What Does the 14th Amendment Actually Say?

14th amendment

What Does the 14th Amendment Actually Say?

The 1860s in America was a tumultuous time. The Civil War started in 1861 and ended in 1865. Afterward, the Reconstruction Era produced three new Constitutional amendments.

The 13th Amendment to the US Constitution officially ended slavery in America. It was ratified on December 3, 1865. The 14th Amendment, ratified on July 28, 1868, granted full citizenship to the formerly enslaved people, something southern governments had been holding out on since the end of the Civil War. The 15th Amendment, the final of the Reconstruction amendments to the Constitution, granted African American males the right to vote and was ratified on March 30, 1870.

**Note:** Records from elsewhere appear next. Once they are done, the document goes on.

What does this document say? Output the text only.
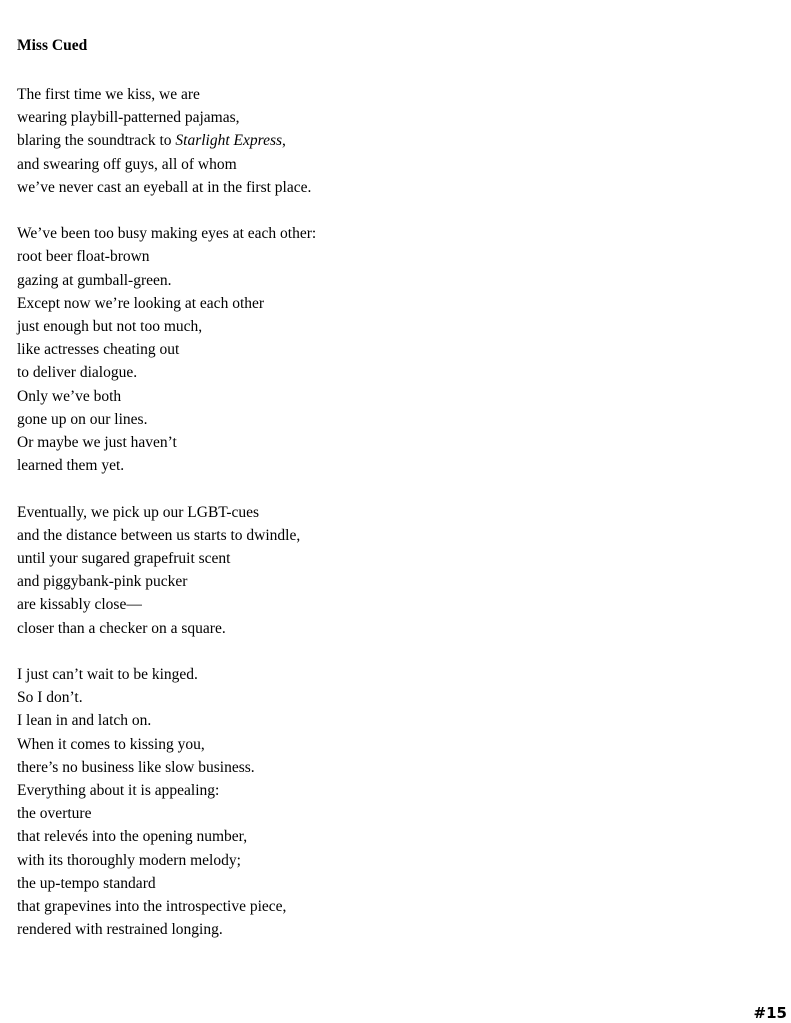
Miss Cued
The first time we kiss, we are
wearing playbill-patterned pajamas,
blaring the soundtrack to Starlight Express,
and swearing off guys, all of whom
we’ve never cast an eyeball at in the first place.
We’ve been too busy making eyes at each other:
root beer float-brown
gazing at gumball-green.
Except now we’re looking at each other
just enough but not too much,
like actresses cheating out
to deliver dialogue.
Only we’ve both
gone up on our lines.
Or maybe we just haven’t
learned them yet.
Eventually, we pick up our LGBT-cues
and the distance between us starts to dwindle,
until your sugared grapefruit scent
and piggybank-pink pucker
are kissably close—
closer than a checker on a square.
I just can’t wait to be kinged.
So I don’t.
I lean in and latch on.
When it comes to kissing you,
there’s no business like slow business.
Everything about it is appealing:
the overture
that relevés into the opening number,
with its thoroughly modern melody;
the up-tempo standard
that grapevines into the introspective piece,
rendered with restrained longing.
#15
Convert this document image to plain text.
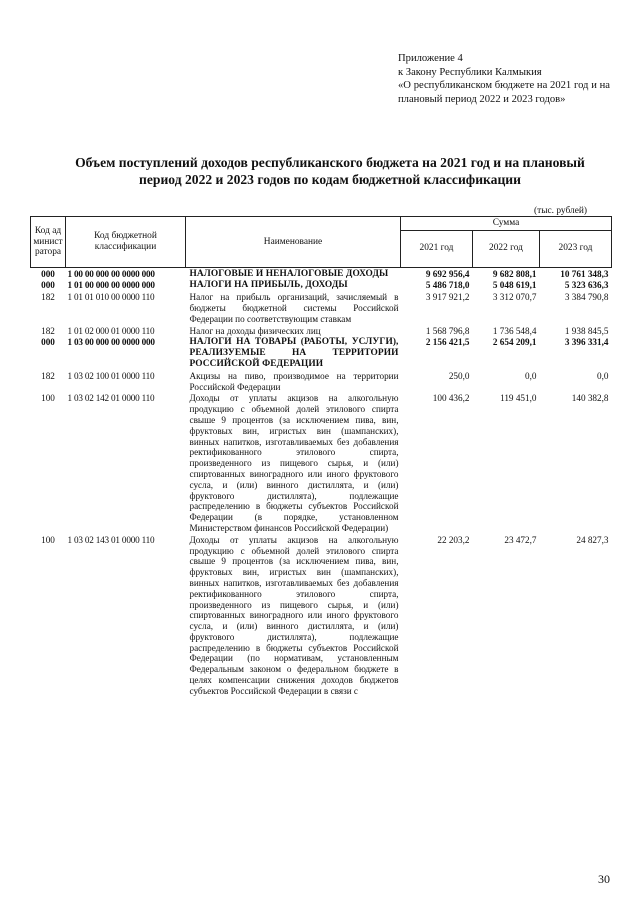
Приложение 4
к Закону Республики Калмыкия
«О республиканском бюджете на 2021 год и на плановый период 2022 и 2023 годов»
Объем поступлений доходов республиканского бюджета на 2021 год и на плановый период 2022 и 2023 годов по кодам бюджетной классификации
(тыс. рублей)
Код администратора	Код бюджетной классификации	Наименование	Сумма		
			2021 год	2022 год	2023 год
000	1 00 00 000 00 0000 000	НАЛОГОВЫЕ И НЕНАЛОГОВЫЕ ДОХОДЫ	9 692 956,4	9 682 808,1	10 761 348,3
000	1 01 00 000 00 0000 000	НАЛОГИ НА ПРИБЫЛЬ, ДОХОДЫ	5 486 718,0	5 048 619,1	5 323 636,3
182	1 01 01 010 00 0000 110	Налог на прибыль организаций, зачисляемый в бюджеты бюджетной системы Российской Федерации по соответствующим ставкам	3 917 921,2	3 312 070,7	3 384 790,8
182	1 01 02 000 01 0000 110	Налог на доходы физических лиц	1 568 796,8	1 736 548,4	1 938 845,5
000	1 03 00 000 00 0000 000	НАЛОГИ НА ТОВАРЫ (РАБОТЫ, УСЛУГИ), РЕАЛИЗУЕМЫЕ НА ТЕРРИТОРИИ РОССИЙСКОЙ ФЕДЕРАЦИИ	2 156 421,5	2 654 209,1	3 396 331,4
182	1 03 02 100 01 0000 110	Акцизы на пиво, производимое на территории Российской Федерации	250,0	0,0	0,0
100	1 03 02 142 01 0000 110	Доходы от уплаты акцизов на алкогольную продукцию с объемной долей этилового спирта свыше 9 процентов (за исключением пива, вин, фруктовых вин, игристых вин (шампанских), винных напитков, изготавливаемых без добавления ректификованного этилового спирта, произведенного из пищевого сырья, и (или) спиртованных виноградного или иного фруктового сусла, и (или) винного дистиллята, и (или) фруктового дистиллята), подлежащие распределению в бюджеты субъектов Российской Федерации (в порядке, установленном Министерством финансов Российской Федерации)	100 436,2	119 451,0	140 382,8
100	1 03 02 143 01 0000 110	Доходы от уплаты акцизов на алкогольную продукцию с объемной долей этилового спирта свыше 9 процентов (за исключением пива, вин, фруктовых вин, игристых вин (шампанских), винных напитков, изготавливаемых без добавления ректификованного этилового спирта, произведенного из пищевого сырья, и (или) спиртованных виноградного или иного фруктового сусла, и (или) винного дистиллята, и (или) фруктового дистиллята), подлежащие распределению в бюджеты субъектов Российской Федерации (по нормативам, установленным Федеральным законом о федеральном бюджете в целях компенсации снижения доходов бюджетов субъектов Российской Федерации в связи с	22 203,2	23 472,7	24 827,3
30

In the past month, questions about the 14th Amendment have come to the forefront of the national stage. Many ask to whom it grants citizenship. The discussion is spurred by a group of migrants from the Northern Triangle of Central America–Honduras, Guatemala, and El Salvador–seeking asylum from persecution and poverty in the United States and Mexico.

There’s fear that if any of the migrants enter the U.S. illegally and have children, those children will become U.S. citizens. 

 

What the 14th Amendment Says About Citizenship

As mentioned above, the 14th Amendment gave former slaves the same citizenship benefits as white Americans. The 14th Amendment only deals with African American citizenship. That is the only group the amendment applies to. (The 14th Amendment did not pertain to Native Americans. They were granted citizenship in 1924 through a separate Congressional act.)

 

What the 14th Amendment Doesn’t Say About Citizenship

The 14th Amendment doesn’t define how to become a citizen. It wasn’t intended to determine how newcomers would or would not become citizens. That power, as the National Review elaborates, goes to Congress. Instead, the 14th Amendment and the other Reconstruction amendments are designed to remove any lingering relics of slavery from America.

 

How the U.S. Grants Citizenship

So if the 14th Amendment only grants citizenship to African Americans who were formerly enslaved, how is citizenship granted to other groups ? Currently, U.S. policy states that if someone is a citizens or lawful, permanent resident, their children are citizens. In order to become a legal citizen of the United States, there are certain steps a person must follow. Immigration laws are complex and generally require the guidance of an attorney to navigate.

Click here to learn about applying for a green card. The U.S. citizenship website lists the requirements someone must fulfill before they can take the citizenship test.

As the immigration debate escalates, it’s a great time to refresh your knowledge of the Constitution. The 14th Amendment exists to give citizenship and its benefits to pre-Civil War slaves.